With the inhale of each breath

there is another second's existence

but the inevitability of death

keeps us pressing on for purpose

And in tenuous life

we know a deeper tugging

We know we're made for bigger stuff

than eating, sleeping, breathing, sighing

these things are not enough

to stop us wondering what's after dying

And confronting end of life

we see God's hand reaching

There is a promise so astounding...

that death itself will have a death...

that we trust in God's amazing

saving faith, our life, and our depth

The hope of eternal life

swallows death with eternity

God will wipe away all tears

that come to us when death parts us

He will eradicate all our fears

forever finding life given to us

The Creator of our life

will forever live with us... rejoicing

Tuesday, July 2, 2013

the earth will sing

They lift up their voices, they sing for joy; over the majesty of the LORD they shout from the west. Therefore in the east give glory to the LORD; in the coastlands of the sea, give glory to the name of the LORD, the God of Israel. From the ends of the earth we hear songs of praise, of glory to the Righteous One. 

Isaiah 24:14-16a

The prophet Isaiah envisions a future in which all the peoples of the earth worship God in song. It is a powerful image of global joy and a hope which every worshipper of The Lord longs for. But this worldwide worship service should be understood in its context. Yes, the world will universally worship God in the future, but only after the devastating judgments that must come from the hand of God to wipe away idolaters, haters of His good, and abusers of other people.

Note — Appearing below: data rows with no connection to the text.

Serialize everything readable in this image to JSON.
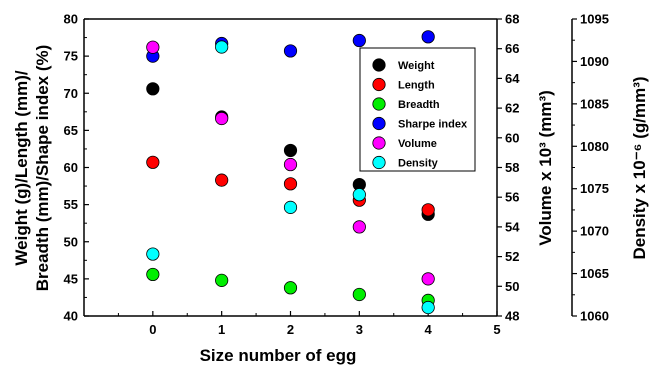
{
  "chart_data": {
    "type": "scatter",
    "x_axis": {
      "label": "Size number of egg",
      "range": [
        -1,
        5
      ],
      "ticks": [
        "0",
        "1",
        "2",
        "3",
        "4",
        "5"
      ]
    },
    "y_axes": [
      {
        "id": "left",
        "label_lines": [
          "Weight (g)/Length (mm)/",
          "Breadth (mm)/Shape index (%)"
        ],
        "range": [
          40,
          80
        ],
        "ticks": [
          "40",
          "45",
          "50",
          "55",
          "60",
          "65",
          "70",
          "75",
          "80"
        ]
      },
      {
        "id": "volume",
        "label": "Volume x 10³ (mm³)",
        "range": [
          48,
          68
        ],
        "ticks": [
          "48",
          "50",
          "52",
          "54",
          "56",
          "58",
          "60",
          "62",
          "64",
          "66",
          "68"
        ]
      },
      {
        "id": "density",
        "label": "Density x 10⁻⁶ (g/mm³)",
        "range": [
          1060,
          1095
        ],
        "ticks": [
          "1060",
          "1065",
          "1070",
          "1075",
          "1080",
          "1085",
          "1090",
          "1095"
        ]
      }
    ],
    "x": [
      0,
      1,
      2,
      3,
      4
    ],
    "series": [
      {
        "name": "Weight",
        "color": "#000000",
        "axis": "left",
        "values": [
          70.6,
          66.8,
          62.3,
          57.7,
          53.7
        ]
      },
      {
        "name": "Length",
        "color": "#ff0000",
        "axis": "left",
        "values": [
          60.7,
          58.3,
          57.8,
          55.6,
          54.3
        ]
      },
      {
        "name": "Breadth",
        "color": "#00ee00",
        "axis": "left",
        "values": [
          45.6,
          44.8,
          43.8,
          42.9,
          42.1
        ]
      },
      {
        "name": "Sharpe index",
        "color": "#0000ff",
        "axis": "left",
        "values": [
          75.0,
          76.7,
          75.7,
          77.1,
          77.6
        ]
      },
      {
        "name": "Volume",
        "color": "#ff00ff",
        "axis": "volume",
        "values": [
          66.1,
          61.3,
          58.2,
          54.0,
          50.5
        ]
      },
      {
        "name": "Density",
        "color": "#00ffff",
        "axis": "density",
        "values": [
          1067.3,
          1091.7,
          1072.8,
          1074.3,
          1061.0
        ]
      }
    ],
    "legend_position": "top-right",
    "grid": false
  }
}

Isaiah first envisions God dealing with sin among the nations. The very surface of the planet is twisted and desolate after God's judgments (Isaiah 24:1). Every social setting and caste of humanity is disrupted by the severity of the judgment (Isaiah 24:2). The earth is empty, mourning, and defiled by its inhabitants (Isaiah 24:3-6)... an environmental wasteland. All of this is the due result of the sin of the people of this planet (Isaiah 24:5-6). Cities are in ruins and there is no cause for human rejoicing, only misery among the survivors as the depth of loss sinks into the world (Isaiah 24:7-13). It is in this context that the vision drastically changes to this powerful picture of global praise. God is the focus of the people of the earth because God has brought them through judgment and He is all they now have.

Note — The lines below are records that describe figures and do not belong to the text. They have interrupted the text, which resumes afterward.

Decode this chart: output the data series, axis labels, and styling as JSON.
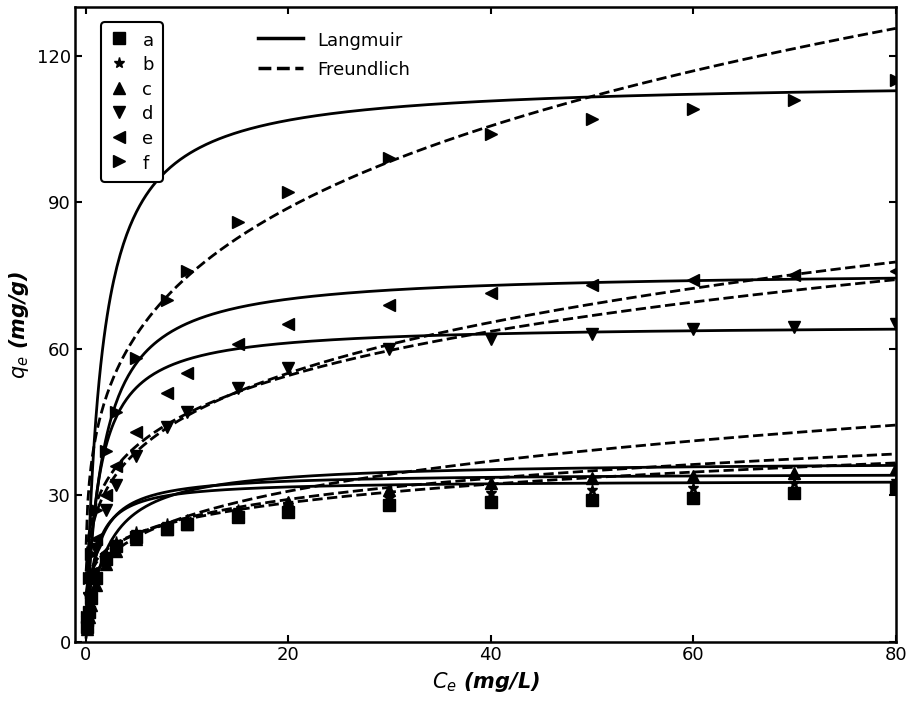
{
  "title": "",
  "xlabel": "$C_e$ (mg/L)",
  "ylabel": "$q_e$ (mg/g)",
  "xlim": [
    -1,
    80
  ],
  "ylim": [
    0,
    130
  ],
  "xticks": [
    0,
    20,
    40,
    60,
    80
  ],
  "yticks": [
    0,
    30,
    60,
    90,
    120
  ],
  "series": [
    {
      "label": "a",
      "marker": "s",
      "qmax_langmuir": 33.0,
      "KL": 1.2,
      "KF": 16.5,
      "n": 5.5,
      "data_x": [
        0.1,
        0.3,
        0.5,
        1.0,
        2.0,
        3.0,
        5.0,
        8.0,
        10.0,
        15.0,
        20.0,
        30.0,
        40.0,
        50.0,
        60.0,
        70.0,
        80.0
      ],
      "data_y": [
        3.0,
        6.0,
        9.0,
        13.0,
        17.0,
        19.5,
        21.5,
        23.0,
        24.0,
        25.5,
        26.5,
        28.0,
        28.5,
        29.0,
        29.5,
        30.5,
        31.5
      ]
    },
    {
      "label": "b",
      "marker": "*",
      "qmax_langmuir": 34.5,
      "KL": 1.0,
      "KF": 16.0,
      "n": 5.0,
      "data_x": [
        0.1,
        0.3,
        0.5,
        1.0,
        2.0,
        3.0,
        5.0,
        8.0,
        10.0,
        15.0,
        20.0,
        30.0,
        40.0,
        50.0,
        60.0,
        70.0,
        80.0
      ],
      "data_y": [
        3.5,
        6.5,
        9.5,
        13.5,
        18.0,
        20.5,
        22.5,
        24.0,
        25.0,
        27.0,
        28.0,
        29.5,
        30.5,
        31.0,
        31.5,
        32.5,
        33.0
      ]
    },
    {
      "label": "c",
      "marker": "^",
      "qmax_langmuir": 37.0,
      "KL": 0.5,
      "KF": 14.0,
      "n": 3.8,
      "data_x": [
        0.1,
        0.3,
        0.5,
        1.0,
        2.0,
        3.0,
        5.0,
        8.0,
        10.0,
        15.0,
        20.0,
        30.0,
        40.0,
        50.0,
        60.0,
        70.0,
        80.0
      ],
      "data_y": [
        2.5,
        5.0,
        7.5,
        11.5,
        16.0,
        18.5,
        21.0,
        23.0,
        24.0,
        26.5,
        28.5,
        31.0,
        32.5,
        33.5,
        34.0,
        34.5,
        35.5
      ]
    },
    {
      "label": "d",
      "marker": "v",
      "qmax_langmuir": 65.0,
      "KL": 0.8,
      "KF": 28.0,
      "n": 4.5,
      "data_x": [
        0.1,
        0.3,
        0.5,
        1.0,
        2.0,
        3.0,
        5.0,
        8.0,
        10.0,
        15.0,
        20.0,
        30.0,
        40.0,
        50.0,
        60.0,
        70.0,
        80.0
      ],
      "data_y": [
        4.0,
        9.0,
        13.0,
        19.0,
        27.0,
        32.0,
        38.0,
        44.0,
        47.0,
        52.0,
        56.0,
        60.0,
        62.0,
        63.0,
        64.0,
        64.5,
        65.0
      ]
    },
    {
      "label": "e",
      "marker": "<",
      "qmax_langmuir": 76.0,
      "KL": 0.6,
      "KF": 26.0,
      "n": 4.0,
      "data_x": [
        0.1,
        0.3,
        0.5,
        1.0,
        2.0,
        3.0,
        5.0,
        8.0,
        10.0,
        15.0,
        20.0,
        30.0,
        40.0,
        50.0,
        60.0,
        70.0,
        80.0
      ],
      "data_y": [
        4.5,
        10.0,
        14.0,
        21.0,
        30.0,
        36.0,
        43.0,
        51.0,
        55.0,
        61.0,
        65.0,
        69.0,
        71.5,
        73.0,
        74.0,
        75.0,
        76.0
      ]
    },
    {
      "label": "f",
      "marker": ">",
      "qmax_langmuir": 115.0,
      "KL": 0.65,
      "KF": 42.0,
      "n": 4.0,
      "data_x": [
        0.1,
        0.3,
        0.5,
        1.0,
        2.0,
        3.0,
        5.0,
        8.0,
        10.0,
        15.0,
        20.0,
        30.0,
        40.0,
        50.0,
        60.0,
        70.0,
        80.0
      ],
      "data_y": [
        5.0,
        13.0,
        18.0,
        27.0,
        39.0,
        47.0,
        58.0,
        70.0,
        76.0,
        86.0,
        92.0,
        99.0,
        104.0,
        107.0,
        109.0,
        111.0,
        115.0
      ]
    }
  ],
  "color": "black",
  "fontsize": 15,
  "tick_fontsize": 13,
  "markersize": 8,
  "linewidth": 2.0
}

God loves the world and He will move the very forces of the heavens and the earth to bring praise to Himself through the people of this earth. There is a future in which this world is destroyed and remade back to the Garden it was meant to be where people walked with God. It will come at great pain but it will bring great glory to The Lord. The earth will yet sing. We are far from Him now, but He will shake us back to Him!

Monday, July 1, 2013

an end to pride: the ruins of Tyre & Sidon

The LORD of hosts has purposed it, to defile the pompous pride of all glory, to dishonor all the honored of the earth. 

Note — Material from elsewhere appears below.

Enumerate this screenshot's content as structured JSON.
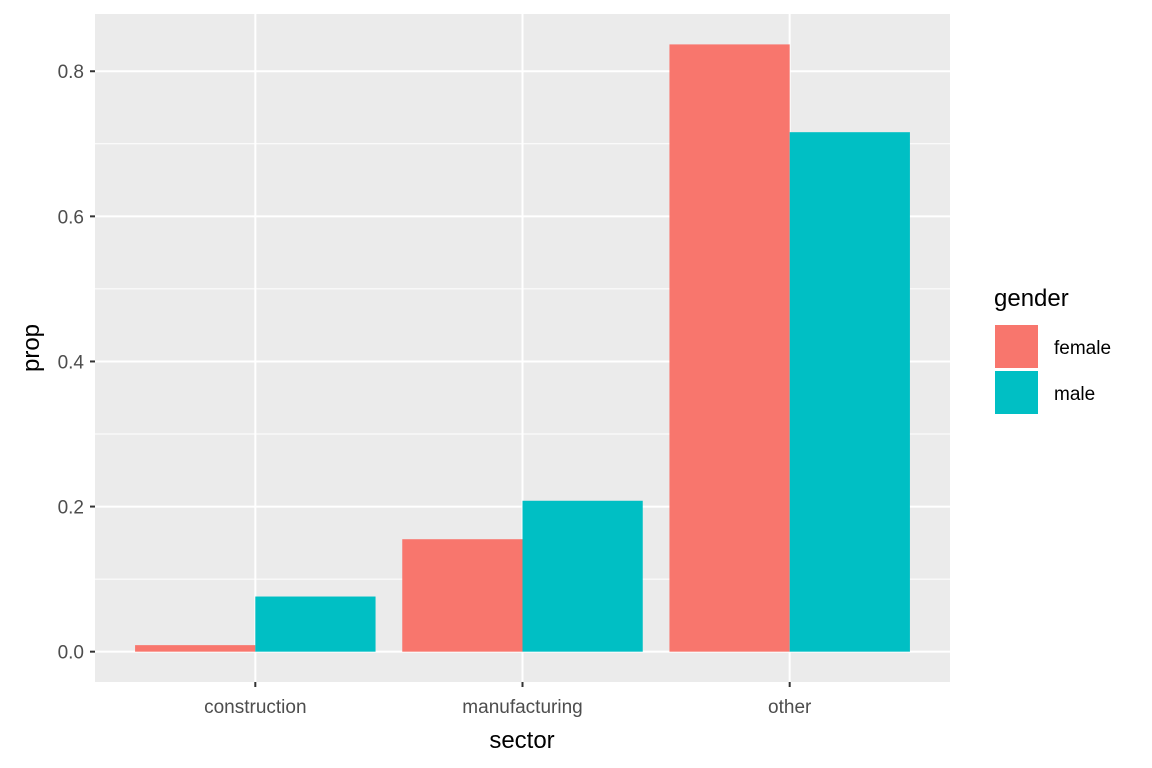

This is a statement found in prophecies detailing the downfall of Tyre and Sidon. These Phoenician cities had been centers of trade and commerce for the Mediterranean world. They were unbelievably wealthy and quite full of themselves. They had a history of wealth and influence. Phoenician traders sailed the seas and caravaned the land to carry the wealth of empires across the known world that Israel was linked to in the ancient Middle East.

God saw the pride of Tyre and Sidon. Along with commerce, the Phoenicians spread culture, and one of the more insidious cultural trade items was idolatry. The Phoenicians on more than one occassion had been the source of spiritual apathy to Israel. They had been responsible for Israel turning away from God. And God was bringing judgment upon the Phoenicians for their proud idolatry. Assyria would render them non-important. Their influence would be destroyed. Their vast trading network would become only a memory after this judgment.

God will not let human pride stand against Him. He will show Himself to be sovereign in everything. It is best to realize this and to humbly submit to His will in all things.